Get Creative with Small Business Financing
Whenever I’m asked about financing a small business and especially about capital raising to buy an online business, I can’t help but think of the well known saying “A Banker is a man who will loan you a Brolly (umbrella) when the sun is shining, but he’ll ask for it back the minute it begins to rain!”
I first heard this attributed to Winston Churchill, but I have to admit (reluctantly because I’m a Brit), I think it was actually said first by Robert Frost, either way, I find it to be sadly, all too true, and at the same time not really surprising.
Bankers are tasked with holding our deposited money securely and ensuring it’s available whenever we may have need or desire to withdraw it. They’re therefore also tasked with ensuring that they only loan said deposited money to those who can easily repay it. Hence the other saying which I believe came from Bob Hope (I just know a disgusting percentage of under 30’s are now off to Google Bob Hope!) “A bank is a place that will lend you money, but only if you can prove you don’t need it.”
Are You Buying More Business Than You Should?
I think first and foremost you need to address why you need seller financing to buy the business. You really want to avoid being like the actress with a fur coat but no knickers, you want to be sure you’re not buying something you can’t really afford! So consider maybe starting out a little smaller with something you can finance yourself and build. One of the biggest advantages of doing business online, especially once you get things properly set up and automated, is that you can very often run and grow more than one at a time.
Are You Asking Too Much Of The Seller?
If you’re a seller and you’ve built a good business, have solid, verifiable income and expense records, decent traffic history with established vendor and customer relationships, why on earth would you give up 100% control of your business to a total stranger for anything less than 100% of its value?
Well, almost shockingly, there are actually good, sometimes very good, business opportunities with seller financing available. Good ones are typically few and far between but there can be extenuating circumstances such as the seller has another opportunity and needs to cash out to take advantage of that, but the business doesn’t have enough ‘age’ on it yet to have reached its full potential.
In my experience, you’ll always get the best ‘deal’ when you are financing a business yourself or at least outside of the basic negotiation.
What Are The Options?
So what’s an entrepreneur to do when they’re looking to finance their purchase of an online business and the bank has effectively said “no way are we funding your fly-by-night web biz dude” or the typically much more verbose but still dismissive banker equivalent of it?
Let’s invite a little sunshine into this conversation by saying all is not lost here, there are still quite a few options you can tap into to realize your dream of owning an online business!
Sell your stock portfolio (that baby from the eTrade ad’s can show you exactly how), cash in your 401-K (that’s a Private Pension for those not familiar with the US vernacular), take a second mortgage on your house (back to the Bankers for that one – but they’re much more picky than a few years ago before they drained the housing and financial markets faster than the entire cast of Twilight on a major binge) hmm none of those find the sun shining on your parade yet?

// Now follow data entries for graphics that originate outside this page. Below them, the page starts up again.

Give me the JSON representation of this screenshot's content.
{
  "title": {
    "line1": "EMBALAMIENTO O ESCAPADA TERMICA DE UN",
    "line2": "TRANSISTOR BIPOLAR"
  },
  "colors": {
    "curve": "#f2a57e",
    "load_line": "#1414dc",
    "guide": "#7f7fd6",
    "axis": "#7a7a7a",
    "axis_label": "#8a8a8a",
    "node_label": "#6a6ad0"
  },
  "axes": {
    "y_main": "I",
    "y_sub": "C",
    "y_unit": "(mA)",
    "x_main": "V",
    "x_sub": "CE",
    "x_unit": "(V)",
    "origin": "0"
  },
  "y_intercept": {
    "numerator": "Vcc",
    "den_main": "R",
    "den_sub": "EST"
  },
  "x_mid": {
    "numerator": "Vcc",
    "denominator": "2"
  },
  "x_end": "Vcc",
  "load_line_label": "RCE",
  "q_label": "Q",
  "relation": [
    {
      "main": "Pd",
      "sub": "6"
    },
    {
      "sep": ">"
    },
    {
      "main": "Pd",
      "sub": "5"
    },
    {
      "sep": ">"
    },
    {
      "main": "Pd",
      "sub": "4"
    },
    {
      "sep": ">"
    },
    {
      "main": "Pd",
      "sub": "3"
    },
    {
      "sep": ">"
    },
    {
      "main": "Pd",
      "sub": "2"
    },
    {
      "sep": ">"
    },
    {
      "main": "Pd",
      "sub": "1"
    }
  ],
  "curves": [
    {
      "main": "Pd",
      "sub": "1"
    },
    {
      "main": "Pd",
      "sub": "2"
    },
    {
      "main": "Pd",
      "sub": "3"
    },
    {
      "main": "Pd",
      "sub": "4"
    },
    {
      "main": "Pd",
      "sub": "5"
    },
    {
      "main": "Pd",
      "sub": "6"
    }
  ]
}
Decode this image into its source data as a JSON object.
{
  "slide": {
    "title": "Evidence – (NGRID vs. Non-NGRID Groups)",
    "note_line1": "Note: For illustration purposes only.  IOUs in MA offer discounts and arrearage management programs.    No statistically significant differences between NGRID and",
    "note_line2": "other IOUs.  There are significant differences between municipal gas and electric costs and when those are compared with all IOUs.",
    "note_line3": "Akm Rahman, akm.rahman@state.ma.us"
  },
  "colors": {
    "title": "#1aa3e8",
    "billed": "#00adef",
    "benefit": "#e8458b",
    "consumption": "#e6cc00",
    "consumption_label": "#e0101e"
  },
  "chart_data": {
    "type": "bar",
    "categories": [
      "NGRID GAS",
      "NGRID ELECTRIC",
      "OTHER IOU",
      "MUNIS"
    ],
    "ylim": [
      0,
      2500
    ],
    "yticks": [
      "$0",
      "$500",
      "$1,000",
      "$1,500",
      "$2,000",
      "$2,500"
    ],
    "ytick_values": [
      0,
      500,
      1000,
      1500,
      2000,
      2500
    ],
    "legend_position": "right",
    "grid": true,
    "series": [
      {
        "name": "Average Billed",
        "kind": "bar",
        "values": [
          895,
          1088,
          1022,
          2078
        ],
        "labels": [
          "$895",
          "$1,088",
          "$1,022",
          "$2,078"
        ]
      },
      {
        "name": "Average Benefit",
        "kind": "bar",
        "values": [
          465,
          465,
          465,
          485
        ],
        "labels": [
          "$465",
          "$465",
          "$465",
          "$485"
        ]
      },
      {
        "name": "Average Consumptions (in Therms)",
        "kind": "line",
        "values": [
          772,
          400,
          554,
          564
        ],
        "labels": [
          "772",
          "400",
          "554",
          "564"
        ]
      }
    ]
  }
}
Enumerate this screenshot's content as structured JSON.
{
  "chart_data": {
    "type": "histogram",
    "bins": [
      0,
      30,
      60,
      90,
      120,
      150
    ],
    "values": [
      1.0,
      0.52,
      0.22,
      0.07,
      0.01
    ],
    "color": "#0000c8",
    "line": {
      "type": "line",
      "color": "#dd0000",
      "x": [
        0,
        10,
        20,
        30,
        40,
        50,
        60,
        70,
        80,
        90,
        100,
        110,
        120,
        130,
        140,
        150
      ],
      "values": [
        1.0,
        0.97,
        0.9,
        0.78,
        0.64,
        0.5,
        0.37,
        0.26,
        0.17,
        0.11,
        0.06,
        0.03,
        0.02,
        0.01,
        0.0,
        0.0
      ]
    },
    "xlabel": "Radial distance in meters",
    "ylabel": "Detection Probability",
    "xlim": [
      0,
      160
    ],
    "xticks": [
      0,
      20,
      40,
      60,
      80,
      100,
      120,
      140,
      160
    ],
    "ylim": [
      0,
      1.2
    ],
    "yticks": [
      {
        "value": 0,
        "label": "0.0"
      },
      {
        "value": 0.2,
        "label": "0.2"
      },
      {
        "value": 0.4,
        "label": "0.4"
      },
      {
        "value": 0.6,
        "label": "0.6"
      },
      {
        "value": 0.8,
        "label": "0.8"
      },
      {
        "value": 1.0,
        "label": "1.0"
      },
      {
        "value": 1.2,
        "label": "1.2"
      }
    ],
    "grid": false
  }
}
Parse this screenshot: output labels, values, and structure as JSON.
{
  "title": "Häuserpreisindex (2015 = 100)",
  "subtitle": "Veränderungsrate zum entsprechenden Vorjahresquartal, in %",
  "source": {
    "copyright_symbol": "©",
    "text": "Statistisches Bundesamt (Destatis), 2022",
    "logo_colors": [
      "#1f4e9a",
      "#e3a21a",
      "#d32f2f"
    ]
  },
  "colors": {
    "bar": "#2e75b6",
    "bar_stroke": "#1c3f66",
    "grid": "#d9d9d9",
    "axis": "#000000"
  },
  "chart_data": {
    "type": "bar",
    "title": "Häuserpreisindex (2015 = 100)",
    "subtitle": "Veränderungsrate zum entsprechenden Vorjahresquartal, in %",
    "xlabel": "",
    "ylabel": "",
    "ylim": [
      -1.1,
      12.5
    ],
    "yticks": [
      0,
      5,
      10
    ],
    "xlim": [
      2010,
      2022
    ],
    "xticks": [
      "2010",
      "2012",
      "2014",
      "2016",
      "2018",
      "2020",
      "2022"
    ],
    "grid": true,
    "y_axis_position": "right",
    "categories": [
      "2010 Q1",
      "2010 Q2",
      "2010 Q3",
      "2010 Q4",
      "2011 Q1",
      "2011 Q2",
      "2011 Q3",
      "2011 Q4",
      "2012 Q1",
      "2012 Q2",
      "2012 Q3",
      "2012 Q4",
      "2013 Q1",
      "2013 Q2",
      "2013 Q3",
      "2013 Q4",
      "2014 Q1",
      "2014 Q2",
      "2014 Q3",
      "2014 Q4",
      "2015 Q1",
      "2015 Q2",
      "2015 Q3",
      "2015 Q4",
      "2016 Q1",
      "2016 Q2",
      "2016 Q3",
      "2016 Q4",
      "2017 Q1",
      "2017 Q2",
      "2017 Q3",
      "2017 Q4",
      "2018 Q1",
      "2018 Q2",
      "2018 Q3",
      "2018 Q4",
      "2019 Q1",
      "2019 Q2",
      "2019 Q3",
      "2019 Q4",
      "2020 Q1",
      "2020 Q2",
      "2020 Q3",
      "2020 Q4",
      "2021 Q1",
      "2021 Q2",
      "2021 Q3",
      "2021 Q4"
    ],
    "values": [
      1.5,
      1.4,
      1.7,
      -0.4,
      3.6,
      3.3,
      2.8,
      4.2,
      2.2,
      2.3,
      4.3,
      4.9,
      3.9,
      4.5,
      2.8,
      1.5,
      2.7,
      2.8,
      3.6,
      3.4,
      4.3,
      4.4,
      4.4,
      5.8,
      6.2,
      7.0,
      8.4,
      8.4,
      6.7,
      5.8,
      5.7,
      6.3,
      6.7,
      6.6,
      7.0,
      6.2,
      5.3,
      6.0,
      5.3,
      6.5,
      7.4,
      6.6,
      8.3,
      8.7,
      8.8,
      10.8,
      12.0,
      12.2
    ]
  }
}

As a last resort you could always tap your friends and family for a loan, but if that too strikes you as NOT quite the perfect raft on which to launch your entrepreneurial voyage, read on to learn more about seller financing and how to go about trying to land some.
Cash is always going to talk loudest to a seller but if you absolutely must look for seller financing, it’s essential to approach it as if you are approaching a bank for a small business loan.
You really need to prove you’re a good risk and offer some sort of security such as a Promissory Note PLUS and maybe even further financial benefit to compensate the seller for the additional risk they’re assuming should you default on the loan for whatever reason.
This type of financing structure and approach has the best chance of a seller giving your offer serious consideration.
What Are Holdbacks?
Another more common reason to justify asking for seller financing is if/when there are legitimate concerns regarding some aspect of the business itself or to secure the sellers compliance with terms and provision of transitional training. Either of these situations would warrant a financial mechanism (usually a holdback) to mitigate the risk of a buyers concerns whether they are justified or not – but it’s still really a form of Seller Financing albeit short term.
What Are Performance Based Earn-Outs?
If there is some justifiable reason or concern on the part of the buyer but he can convince the seller he (the buyer) is capable of overcoming it then a seller may agree to take some cash up front (allowing them to move forward with a new project) plus a specified percentage of profits from the business you’re buying until a pre-defined value cap is reached. This can also be for a specific period of time but then how much the seller will realize is dependent on the buyer’s ongoing success running the company, so there’s additional risk there too.
Either of these options will usually provide the seller with the ability to ‘potentially’ make more than the asking price as compensation for taking on the risk. If the seller is a bit more risk averse they may prefer to ask for a promissory note, kind of like a bank would but in this case the seller IS the banker – expect to pay interest on the loan, make regular payments on make them on time or they may end up owning your new business all over again.